Search code examples
rhistogramtypechecking

R Type Checking


I have yet another R question. I am trying to do some type checking, but cannot exactly figure out what I am doing wrong.

I am trying to create a histogram for each level of y. So for instance, I want to create overlaying histograms of the iris data species and their sepal widths, etc

Here is what I have thus far:

    #if x isn't numeric
    if(!is.numeric(x)){
    #if y isn't a factor
    }else if(!is.factor(y)){
    #if the length of x isn't equal to y
    }else if(nChar(x) != nChar(y)){
    #error message
    stop('x is not numeric/y is not a factor/both x and y are the same                  length')
}
#otherwise create histogram
#testing with iris data set
hist(y, main = "Iris Species", xlab = "Sepal Width", col = "orange", border   ="blue")

Solution

  • I usually use stopifnot() for this, so that you check the simplest condition first then proceed to the more complex; you don't want to test all of them at once if the first one is invalid:

    stopifnot(is.numeric(x))
    stopifnot(is.factor(y))
    stopifnot(length(x) == length(y))
    

    Alternatively, doing all of this in one go:

    if(!(is.numeric(x) && is.factor(y) && length(x)==length(y))){
        stop("your error message")
    }
    

    Now it's not clear to me why you're testing y here at all, as there is no 'y' argument to hist(). Perhaps you were planning to plot separate histograms for x for each level of y?
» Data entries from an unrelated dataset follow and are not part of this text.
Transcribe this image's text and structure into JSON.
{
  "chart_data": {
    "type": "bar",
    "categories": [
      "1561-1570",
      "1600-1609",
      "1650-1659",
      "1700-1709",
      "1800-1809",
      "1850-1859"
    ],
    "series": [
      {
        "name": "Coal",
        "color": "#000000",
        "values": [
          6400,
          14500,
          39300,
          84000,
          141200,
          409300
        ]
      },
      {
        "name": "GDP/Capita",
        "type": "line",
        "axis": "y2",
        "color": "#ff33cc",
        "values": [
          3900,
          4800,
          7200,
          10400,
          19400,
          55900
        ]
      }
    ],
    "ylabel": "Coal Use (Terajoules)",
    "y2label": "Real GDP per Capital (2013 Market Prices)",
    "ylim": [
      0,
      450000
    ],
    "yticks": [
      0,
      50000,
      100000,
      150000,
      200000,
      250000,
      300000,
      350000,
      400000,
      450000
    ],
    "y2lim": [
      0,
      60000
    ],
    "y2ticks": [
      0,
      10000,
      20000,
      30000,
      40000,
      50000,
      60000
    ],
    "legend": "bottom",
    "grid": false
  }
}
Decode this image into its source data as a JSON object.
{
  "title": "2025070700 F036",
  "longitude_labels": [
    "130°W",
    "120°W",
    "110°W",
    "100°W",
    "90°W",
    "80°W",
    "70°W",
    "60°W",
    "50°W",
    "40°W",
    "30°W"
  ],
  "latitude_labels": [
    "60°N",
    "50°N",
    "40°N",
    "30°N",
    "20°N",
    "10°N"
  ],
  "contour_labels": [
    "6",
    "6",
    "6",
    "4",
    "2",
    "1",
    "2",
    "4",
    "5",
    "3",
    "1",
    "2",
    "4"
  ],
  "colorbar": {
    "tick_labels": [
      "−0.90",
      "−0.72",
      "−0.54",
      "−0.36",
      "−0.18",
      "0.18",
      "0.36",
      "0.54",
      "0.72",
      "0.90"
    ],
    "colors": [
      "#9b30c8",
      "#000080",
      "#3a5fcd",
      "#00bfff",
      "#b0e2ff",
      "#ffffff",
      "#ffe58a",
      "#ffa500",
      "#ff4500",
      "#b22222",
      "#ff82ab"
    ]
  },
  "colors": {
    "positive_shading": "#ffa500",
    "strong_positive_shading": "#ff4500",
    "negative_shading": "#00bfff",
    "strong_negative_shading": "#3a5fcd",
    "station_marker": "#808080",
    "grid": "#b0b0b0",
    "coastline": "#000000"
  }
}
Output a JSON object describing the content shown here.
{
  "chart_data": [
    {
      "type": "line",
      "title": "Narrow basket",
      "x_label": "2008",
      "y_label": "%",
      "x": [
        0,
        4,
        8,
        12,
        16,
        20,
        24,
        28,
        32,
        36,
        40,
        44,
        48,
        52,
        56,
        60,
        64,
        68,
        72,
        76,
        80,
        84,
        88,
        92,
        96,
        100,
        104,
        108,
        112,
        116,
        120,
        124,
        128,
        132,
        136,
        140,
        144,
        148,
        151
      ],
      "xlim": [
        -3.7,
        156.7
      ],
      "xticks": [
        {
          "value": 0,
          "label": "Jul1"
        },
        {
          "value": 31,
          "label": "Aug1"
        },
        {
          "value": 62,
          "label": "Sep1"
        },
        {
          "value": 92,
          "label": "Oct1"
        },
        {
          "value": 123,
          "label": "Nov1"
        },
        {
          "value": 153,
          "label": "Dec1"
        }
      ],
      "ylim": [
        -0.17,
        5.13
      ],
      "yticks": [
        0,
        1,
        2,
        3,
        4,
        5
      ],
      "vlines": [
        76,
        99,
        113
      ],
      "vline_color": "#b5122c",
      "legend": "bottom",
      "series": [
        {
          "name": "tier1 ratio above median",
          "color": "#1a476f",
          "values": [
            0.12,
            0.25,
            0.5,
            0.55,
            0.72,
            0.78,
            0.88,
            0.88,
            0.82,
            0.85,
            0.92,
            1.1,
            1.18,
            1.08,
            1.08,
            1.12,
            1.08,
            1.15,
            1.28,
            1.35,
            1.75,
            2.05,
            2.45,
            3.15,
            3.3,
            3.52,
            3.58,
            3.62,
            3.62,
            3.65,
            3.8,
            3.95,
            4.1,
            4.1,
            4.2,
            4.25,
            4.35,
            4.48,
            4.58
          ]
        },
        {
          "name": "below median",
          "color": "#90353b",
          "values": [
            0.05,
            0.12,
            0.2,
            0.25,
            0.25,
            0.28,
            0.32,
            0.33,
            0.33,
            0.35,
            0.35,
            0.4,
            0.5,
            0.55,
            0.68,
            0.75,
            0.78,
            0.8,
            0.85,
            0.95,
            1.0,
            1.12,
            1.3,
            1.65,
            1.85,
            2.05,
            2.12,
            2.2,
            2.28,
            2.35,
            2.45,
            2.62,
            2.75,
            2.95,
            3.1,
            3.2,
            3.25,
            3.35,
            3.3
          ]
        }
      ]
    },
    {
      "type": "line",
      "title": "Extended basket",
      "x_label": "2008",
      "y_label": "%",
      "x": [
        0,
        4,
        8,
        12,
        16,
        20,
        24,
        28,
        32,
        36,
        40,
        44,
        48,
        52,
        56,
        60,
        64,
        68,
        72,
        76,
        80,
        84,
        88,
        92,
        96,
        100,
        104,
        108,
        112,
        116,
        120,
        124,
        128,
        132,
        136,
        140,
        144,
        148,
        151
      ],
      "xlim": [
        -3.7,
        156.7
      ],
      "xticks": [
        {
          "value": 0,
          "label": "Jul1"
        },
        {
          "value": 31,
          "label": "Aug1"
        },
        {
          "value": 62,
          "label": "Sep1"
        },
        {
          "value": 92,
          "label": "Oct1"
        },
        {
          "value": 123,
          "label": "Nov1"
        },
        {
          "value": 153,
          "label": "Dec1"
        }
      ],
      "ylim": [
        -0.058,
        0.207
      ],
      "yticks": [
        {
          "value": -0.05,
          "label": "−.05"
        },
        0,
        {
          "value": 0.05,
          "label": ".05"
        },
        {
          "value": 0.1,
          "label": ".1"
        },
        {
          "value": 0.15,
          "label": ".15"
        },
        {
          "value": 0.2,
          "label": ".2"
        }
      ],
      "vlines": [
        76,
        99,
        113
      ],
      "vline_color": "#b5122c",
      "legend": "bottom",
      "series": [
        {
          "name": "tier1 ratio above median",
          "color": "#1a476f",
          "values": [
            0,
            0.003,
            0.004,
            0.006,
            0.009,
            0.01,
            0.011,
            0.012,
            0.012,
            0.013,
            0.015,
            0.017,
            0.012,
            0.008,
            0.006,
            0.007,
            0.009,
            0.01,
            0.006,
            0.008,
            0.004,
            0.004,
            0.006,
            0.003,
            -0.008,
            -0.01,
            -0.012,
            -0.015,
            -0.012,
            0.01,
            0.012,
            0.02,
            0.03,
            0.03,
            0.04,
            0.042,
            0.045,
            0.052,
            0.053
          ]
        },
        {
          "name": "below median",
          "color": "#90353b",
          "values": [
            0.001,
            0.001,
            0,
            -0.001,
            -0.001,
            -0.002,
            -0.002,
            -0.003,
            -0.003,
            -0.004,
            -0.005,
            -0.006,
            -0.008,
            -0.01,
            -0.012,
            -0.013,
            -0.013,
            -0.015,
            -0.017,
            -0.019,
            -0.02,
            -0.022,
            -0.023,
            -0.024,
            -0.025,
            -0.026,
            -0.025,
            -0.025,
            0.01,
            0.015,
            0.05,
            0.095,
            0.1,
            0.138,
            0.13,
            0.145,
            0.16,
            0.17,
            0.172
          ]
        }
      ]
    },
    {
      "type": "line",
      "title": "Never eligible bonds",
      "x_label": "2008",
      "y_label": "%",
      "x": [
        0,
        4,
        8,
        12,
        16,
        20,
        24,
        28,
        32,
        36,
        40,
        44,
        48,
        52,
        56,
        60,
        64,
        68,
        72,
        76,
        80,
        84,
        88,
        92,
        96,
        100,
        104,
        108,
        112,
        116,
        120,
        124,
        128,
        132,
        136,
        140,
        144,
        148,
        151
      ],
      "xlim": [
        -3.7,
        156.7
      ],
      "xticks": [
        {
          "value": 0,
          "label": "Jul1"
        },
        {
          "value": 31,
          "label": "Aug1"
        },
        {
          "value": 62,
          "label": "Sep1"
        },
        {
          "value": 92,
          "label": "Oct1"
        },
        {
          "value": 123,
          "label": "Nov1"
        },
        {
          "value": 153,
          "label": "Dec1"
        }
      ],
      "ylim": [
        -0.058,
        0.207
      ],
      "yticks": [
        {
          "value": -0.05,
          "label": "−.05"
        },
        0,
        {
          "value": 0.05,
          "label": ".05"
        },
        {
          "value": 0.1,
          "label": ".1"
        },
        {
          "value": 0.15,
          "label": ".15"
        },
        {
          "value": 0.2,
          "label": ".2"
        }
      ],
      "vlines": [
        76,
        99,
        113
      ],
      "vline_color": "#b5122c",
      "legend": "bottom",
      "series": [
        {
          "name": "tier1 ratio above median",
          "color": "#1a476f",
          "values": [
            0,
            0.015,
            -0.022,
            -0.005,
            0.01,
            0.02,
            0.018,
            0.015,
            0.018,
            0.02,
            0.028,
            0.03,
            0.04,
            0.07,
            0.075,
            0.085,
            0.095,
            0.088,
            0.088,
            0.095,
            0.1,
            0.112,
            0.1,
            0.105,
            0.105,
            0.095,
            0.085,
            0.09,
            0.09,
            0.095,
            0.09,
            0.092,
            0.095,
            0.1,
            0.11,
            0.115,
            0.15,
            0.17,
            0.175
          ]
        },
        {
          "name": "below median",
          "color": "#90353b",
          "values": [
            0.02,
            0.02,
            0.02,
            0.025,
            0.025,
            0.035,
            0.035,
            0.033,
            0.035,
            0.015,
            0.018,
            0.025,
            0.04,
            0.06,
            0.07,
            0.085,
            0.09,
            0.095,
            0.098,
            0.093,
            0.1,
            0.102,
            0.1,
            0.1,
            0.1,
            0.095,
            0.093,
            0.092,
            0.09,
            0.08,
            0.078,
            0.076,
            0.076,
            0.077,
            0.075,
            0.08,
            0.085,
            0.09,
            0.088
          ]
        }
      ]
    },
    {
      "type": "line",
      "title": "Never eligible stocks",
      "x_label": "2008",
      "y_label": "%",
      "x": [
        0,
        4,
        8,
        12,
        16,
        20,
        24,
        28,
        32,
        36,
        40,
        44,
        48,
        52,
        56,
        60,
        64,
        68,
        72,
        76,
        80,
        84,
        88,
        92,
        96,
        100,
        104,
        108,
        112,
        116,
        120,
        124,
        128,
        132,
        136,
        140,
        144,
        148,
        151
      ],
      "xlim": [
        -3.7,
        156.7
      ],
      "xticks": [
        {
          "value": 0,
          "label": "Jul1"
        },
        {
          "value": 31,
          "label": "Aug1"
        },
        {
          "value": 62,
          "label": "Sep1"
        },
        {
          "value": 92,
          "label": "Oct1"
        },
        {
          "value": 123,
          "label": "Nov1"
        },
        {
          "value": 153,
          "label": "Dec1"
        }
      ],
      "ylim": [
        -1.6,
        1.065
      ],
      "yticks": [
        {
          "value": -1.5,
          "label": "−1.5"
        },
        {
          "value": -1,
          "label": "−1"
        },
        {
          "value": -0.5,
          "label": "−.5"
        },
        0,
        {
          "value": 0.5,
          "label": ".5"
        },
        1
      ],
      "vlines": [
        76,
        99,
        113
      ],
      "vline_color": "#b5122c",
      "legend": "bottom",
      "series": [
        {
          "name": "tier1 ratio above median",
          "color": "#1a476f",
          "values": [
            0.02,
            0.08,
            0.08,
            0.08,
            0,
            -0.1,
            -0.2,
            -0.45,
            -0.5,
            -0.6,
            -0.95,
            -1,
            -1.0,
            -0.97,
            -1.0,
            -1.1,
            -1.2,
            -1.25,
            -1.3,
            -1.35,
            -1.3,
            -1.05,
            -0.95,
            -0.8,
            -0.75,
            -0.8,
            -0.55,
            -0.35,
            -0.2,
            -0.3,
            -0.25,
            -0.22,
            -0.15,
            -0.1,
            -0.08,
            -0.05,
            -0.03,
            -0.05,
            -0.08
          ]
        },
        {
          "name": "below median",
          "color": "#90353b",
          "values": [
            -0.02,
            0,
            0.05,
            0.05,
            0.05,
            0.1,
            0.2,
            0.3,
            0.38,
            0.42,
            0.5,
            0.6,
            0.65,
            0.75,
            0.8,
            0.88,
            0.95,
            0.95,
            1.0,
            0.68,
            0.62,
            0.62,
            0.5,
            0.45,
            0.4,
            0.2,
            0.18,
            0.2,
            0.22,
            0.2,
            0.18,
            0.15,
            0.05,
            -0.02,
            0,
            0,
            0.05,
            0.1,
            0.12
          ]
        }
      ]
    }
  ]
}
    If so, you should be able to adapt the following:

    x <- iris$Sepal.Width
    y <- iris$Species
    l1 <- length(levels(y))
    ## temporarily change plotting parameters
    op <- par(mfrow = c(1, l1))
    for (i in 1:l1){
        hist(x[y == levels(y)[i]],
             main=paste0("Iris Species: ", levels(y)[i]),
             xlab = "Sepal Width",
             col="orange",
             border="blue")
    }
    par(op)
    

    giving:

    enter image description here

    I am not aware of an nChar function in R; length() is normally used for this.

    Here's the overlapping approach. Note that for loops are often easier to read than apply and the loss in speed is likely to be relatively small.

    for (i in 1:l1){
        hist(x[y == levels(y)[i]],
             ## main=paste0("Iris Species: ", levels(y)[i]),
             main="Iris Species: ",
             xlab = "Sepal Width",
             col=i+1,
             add=!(i==1))
    }
    legend(x=4, y=25, legend=levels(y), fill=1+(1:l1))
    

    giving:

    enter image description here